Hey, folks.
I’m mostly just present today. It was a bit stressful today having the welder over, knowing I’m forking over $100/hr for him to be here and seeing how painfully slowly it all appears to be going. He worked just over 6 hours today, by my count (unless he took a lunch), and it’s hard to feel like much of anything got done. I hope it did. I really do. Lots of money going into this thing. Hope it’s worth it. Should have just sold it as is and taken the loss, I think. Not sure how I missed that in my decision making. I guess I was more focused on being willing to take my lumps and pay for what needs to be done?
Hopefully all this effort will mean that I or whoever ends up using it in the future will be able to benefit from the Dozer working as needed for a long time to come. We can hope, right? (sigh)

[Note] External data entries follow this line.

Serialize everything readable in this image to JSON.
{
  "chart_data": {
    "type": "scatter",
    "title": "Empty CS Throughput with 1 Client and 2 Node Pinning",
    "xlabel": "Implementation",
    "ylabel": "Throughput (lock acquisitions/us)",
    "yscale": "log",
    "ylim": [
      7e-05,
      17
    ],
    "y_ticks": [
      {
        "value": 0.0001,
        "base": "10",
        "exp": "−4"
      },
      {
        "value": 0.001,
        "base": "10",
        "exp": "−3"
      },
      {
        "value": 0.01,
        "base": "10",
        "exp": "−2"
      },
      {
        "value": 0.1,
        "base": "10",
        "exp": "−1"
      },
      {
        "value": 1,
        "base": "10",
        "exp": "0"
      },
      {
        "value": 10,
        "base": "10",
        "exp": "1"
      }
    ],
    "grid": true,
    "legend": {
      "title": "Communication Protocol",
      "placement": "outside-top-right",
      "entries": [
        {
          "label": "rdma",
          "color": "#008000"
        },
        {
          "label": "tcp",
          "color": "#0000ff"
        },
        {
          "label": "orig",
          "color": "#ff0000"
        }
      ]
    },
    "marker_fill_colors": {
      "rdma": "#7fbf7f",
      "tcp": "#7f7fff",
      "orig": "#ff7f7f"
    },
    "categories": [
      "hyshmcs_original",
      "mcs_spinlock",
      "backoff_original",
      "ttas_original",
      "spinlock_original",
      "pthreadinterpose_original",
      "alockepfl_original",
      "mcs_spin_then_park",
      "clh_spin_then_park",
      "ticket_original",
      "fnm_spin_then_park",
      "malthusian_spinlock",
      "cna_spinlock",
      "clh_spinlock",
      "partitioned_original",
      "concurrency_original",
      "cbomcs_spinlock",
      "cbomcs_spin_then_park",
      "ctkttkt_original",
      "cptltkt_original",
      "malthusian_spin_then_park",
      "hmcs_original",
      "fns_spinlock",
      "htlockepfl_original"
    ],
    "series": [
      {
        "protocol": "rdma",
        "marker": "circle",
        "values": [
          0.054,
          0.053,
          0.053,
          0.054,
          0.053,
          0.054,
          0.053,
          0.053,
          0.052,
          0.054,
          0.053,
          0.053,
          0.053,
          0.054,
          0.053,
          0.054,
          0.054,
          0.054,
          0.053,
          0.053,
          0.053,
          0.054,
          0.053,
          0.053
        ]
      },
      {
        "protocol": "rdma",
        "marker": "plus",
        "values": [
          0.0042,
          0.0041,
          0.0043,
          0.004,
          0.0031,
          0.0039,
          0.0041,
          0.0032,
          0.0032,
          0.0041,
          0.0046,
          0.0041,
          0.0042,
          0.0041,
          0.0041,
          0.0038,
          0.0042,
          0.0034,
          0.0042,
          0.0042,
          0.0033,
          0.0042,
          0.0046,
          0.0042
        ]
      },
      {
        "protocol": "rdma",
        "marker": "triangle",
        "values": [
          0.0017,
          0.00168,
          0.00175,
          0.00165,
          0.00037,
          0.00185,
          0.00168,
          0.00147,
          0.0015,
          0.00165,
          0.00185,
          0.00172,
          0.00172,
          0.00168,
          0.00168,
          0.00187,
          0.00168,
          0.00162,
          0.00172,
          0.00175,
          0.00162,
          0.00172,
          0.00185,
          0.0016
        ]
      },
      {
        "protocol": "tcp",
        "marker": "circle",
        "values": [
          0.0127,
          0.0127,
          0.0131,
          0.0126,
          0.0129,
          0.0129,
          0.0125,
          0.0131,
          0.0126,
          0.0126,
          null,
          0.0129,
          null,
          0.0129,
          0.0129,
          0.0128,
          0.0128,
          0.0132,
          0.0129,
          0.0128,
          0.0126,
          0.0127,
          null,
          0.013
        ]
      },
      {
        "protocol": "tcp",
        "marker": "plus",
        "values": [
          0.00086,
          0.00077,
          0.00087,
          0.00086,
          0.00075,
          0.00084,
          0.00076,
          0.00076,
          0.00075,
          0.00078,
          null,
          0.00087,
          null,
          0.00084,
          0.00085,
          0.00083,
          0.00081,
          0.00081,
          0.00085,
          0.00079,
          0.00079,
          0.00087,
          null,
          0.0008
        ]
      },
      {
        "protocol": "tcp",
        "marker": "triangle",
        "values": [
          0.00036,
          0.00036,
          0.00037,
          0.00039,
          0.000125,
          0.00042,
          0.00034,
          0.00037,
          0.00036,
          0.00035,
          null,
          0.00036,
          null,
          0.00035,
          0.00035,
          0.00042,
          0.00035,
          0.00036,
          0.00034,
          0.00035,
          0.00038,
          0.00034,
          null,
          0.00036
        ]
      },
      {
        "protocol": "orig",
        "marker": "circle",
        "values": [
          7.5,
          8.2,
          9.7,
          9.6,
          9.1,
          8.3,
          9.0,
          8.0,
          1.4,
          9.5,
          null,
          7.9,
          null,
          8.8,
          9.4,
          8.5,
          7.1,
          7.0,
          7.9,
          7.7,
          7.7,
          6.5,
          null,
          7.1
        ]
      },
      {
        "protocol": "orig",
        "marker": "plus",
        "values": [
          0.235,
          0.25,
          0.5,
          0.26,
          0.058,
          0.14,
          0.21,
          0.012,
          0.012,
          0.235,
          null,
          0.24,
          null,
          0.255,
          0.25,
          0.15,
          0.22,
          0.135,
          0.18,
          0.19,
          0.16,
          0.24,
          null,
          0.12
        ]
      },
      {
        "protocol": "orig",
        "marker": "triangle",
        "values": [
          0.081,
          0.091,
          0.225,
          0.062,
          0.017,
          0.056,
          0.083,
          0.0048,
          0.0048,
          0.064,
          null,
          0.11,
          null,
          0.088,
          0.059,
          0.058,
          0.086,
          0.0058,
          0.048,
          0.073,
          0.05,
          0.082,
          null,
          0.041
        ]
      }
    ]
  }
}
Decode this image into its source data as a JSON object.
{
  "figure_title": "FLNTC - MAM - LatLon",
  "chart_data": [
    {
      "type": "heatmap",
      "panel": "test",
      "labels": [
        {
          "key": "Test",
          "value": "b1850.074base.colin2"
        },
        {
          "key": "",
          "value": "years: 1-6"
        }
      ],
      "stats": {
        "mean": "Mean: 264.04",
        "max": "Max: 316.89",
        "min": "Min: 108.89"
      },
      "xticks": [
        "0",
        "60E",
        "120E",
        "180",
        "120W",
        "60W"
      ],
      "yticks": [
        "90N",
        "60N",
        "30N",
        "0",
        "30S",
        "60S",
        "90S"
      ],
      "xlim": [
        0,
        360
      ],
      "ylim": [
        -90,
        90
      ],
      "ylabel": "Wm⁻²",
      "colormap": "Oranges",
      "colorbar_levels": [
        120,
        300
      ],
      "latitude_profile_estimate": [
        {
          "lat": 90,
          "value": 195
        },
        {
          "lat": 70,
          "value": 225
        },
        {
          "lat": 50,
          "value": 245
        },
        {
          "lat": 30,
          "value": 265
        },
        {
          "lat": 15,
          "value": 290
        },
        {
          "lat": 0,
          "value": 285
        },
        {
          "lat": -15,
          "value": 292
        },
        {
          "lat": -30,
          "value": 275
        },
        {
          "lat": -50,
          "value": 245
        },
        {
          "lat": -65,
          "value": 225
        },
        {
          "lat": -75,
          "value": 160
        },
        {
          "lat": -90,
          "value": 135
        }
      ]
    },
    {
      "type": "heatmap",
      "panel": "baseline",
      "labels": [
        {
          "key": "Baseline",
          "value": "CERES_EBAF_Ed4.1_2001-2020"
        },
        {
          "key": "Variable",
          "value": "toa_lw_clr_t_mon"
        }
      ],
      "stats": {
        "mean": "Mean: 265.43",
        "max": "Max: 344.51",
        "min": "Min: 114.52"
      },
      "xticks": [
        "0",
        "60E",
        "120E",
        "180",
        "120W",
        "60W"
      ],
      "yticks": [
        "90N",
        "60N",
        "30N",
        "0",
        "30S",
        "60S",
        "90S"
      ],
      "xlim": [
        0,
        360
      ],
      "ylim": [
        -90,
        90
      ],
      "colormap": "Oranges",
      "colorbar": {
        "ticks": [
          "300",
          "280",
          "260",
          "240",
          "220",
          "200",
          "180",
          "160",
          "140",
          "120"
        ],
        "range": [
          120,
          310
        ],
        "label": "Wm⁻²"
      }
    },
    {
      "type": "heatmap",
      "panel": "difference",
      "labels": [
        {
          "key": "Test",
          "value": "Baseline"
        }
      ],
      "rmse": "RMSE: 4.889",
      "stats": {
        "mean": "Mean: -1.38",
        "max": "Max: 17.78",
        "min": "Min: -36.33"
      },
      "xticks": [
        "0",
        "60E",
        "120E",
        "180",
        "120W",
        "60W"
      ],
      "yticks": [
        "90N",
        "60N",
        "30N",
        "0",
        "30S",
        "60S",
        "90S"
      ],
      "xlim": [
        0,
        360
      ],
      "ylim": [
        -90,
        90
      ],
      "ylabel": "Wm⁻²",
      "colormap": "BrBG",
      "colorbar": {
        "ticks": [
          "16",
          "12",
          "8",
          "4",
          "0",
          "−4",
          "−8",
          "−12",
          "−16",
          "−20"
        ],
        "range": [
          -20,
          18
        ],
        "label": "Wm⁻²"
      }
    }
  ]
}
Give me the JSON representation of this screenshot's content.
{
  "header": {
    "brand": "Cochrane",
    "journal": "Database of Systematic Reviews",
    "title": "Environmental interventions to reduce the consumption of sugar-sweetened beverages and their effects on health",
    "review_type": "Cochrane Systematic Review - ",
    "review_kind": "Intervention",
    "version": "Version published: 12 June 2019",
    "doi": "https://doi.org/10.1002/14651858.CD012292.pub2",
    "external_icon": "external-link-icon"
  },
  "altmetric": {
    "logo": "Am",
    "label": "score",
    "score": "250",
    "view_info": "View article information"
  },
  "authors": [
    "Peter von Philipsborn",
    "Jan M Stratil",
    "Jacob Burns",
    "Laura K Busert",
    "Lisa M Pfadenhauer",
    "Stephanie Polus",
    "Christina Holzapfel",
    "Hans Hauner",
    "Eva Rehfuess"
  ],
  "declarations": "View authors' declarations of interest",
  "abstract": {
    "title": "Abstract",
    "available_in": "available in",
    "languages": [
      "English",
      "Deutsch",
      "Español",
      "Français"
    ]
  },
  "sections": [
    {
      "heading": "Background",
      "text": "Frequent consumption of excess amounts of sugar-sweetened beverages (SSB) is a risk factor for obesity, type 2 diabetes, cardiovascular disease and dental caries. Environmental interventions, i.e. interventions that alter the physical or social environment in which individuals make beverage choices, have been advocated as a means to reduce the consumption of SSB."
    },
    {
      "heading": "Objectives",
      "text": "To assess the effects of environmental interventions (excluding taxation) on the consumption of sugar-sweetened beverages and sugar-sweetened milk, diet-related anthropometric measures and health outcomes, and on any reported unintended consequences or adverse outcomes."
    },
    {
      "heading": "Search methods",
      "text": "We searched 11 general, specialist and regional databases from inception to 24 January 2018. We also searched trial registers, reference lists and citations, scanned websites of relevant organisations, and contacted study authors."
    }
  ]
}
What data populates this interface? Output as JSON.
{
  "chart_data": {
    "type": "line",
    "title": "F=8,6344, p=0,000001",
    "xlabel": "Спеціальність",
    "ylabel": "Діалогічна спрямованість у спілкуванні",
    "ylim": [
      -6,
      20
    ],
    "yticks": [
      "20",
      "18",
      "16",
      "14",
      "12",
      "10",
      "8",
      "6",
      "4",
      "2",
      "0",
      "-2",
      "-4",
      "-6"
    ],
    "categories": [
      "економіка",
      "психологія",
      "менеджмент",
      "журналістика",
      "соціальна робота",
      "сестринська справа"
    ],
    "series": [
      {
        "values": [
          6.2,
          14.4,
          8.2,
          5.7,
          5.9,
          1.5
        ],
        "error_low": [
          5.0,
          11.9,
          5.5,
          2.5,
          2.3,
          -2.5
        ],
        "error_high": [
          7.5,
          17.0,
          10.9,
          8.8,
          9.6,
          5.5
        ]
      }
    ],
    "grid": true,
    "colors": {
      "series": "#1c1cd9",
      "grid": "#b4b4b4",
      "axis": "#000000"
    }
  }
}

I really don’t feel like much of anything got done today. I’ve been pounding through tax stuff, but today, even though I spent a bunch of time, it doesn’t feel like much got… done. There’s just so much. So much.
π
I’m also not used to having more money go out than comes in, but that’s certainly where I’m at right now. Been a long time. Not a fun feeling.
I’m a bit discouraged today. Didn’t make any progress on the phonetic stuff. Have a lot that I need to do there for my programming team, and I just dropped the ball today. π
Hopefully, I’ll get that turned around tomorrow.
Three cars today. Oil leak in a 2007 Lexus RX350 (from one of the cooler lines that was super old and had a hole in it squirting oil out. Then it was a 2008 Honda Oddysey (or whatever year it was) that needed a battery. Finally, it was a 2009 Toyota Camry that had a super bad oil leak and died while driving. Come to find out, I looked underneath, and the oil filter was… missing. The engine was seized, so it looks like Kwik Kar might need to make a claim on their insurance. I talked to the service writer, and he seemed like they were going to cover it maybe. He was super good to work with.
That was positive for the customer.
It’s late. 9:14. Better than the previous days, but I’m struggling a bit today. I’m lonely. I let myself ruminate on my frustrations with the guy who sold me the dozer, and that’s… not gonna lead to happiness. I’m discouraged that so little seemed to get done on the dozer for so much work. Worried I’m wasting thousands of more dollars, and now I’m leaving mechanics and have no income to hold onto. I’m reminded of how I didn’t really have much to offer in the way of marketable work history to prospective employers when I moved out to Arkansas, and it took a long time to build my company up to where it is now where it provides me a good living.
I’m staring at that reality again… I have assets this time, and opportunities, but I’ve managed to let myself get so disillusioned with people’s willingness to work and the quality of their work and people’s willingness to take care of things (my heavy equipment for example), that I find myself afraid of hiring people and trusting my stuff to anyone but me. π
So I have all this equipment but don’t trust anyone but me to use it, and that’s… not going to get me anywhere. The whole point is to get out of this kind of labor world.
(sigh)
I’m finding myself turning to my escapes.
Gonna be a really busy work day tomorrow. So much to do… so much to do.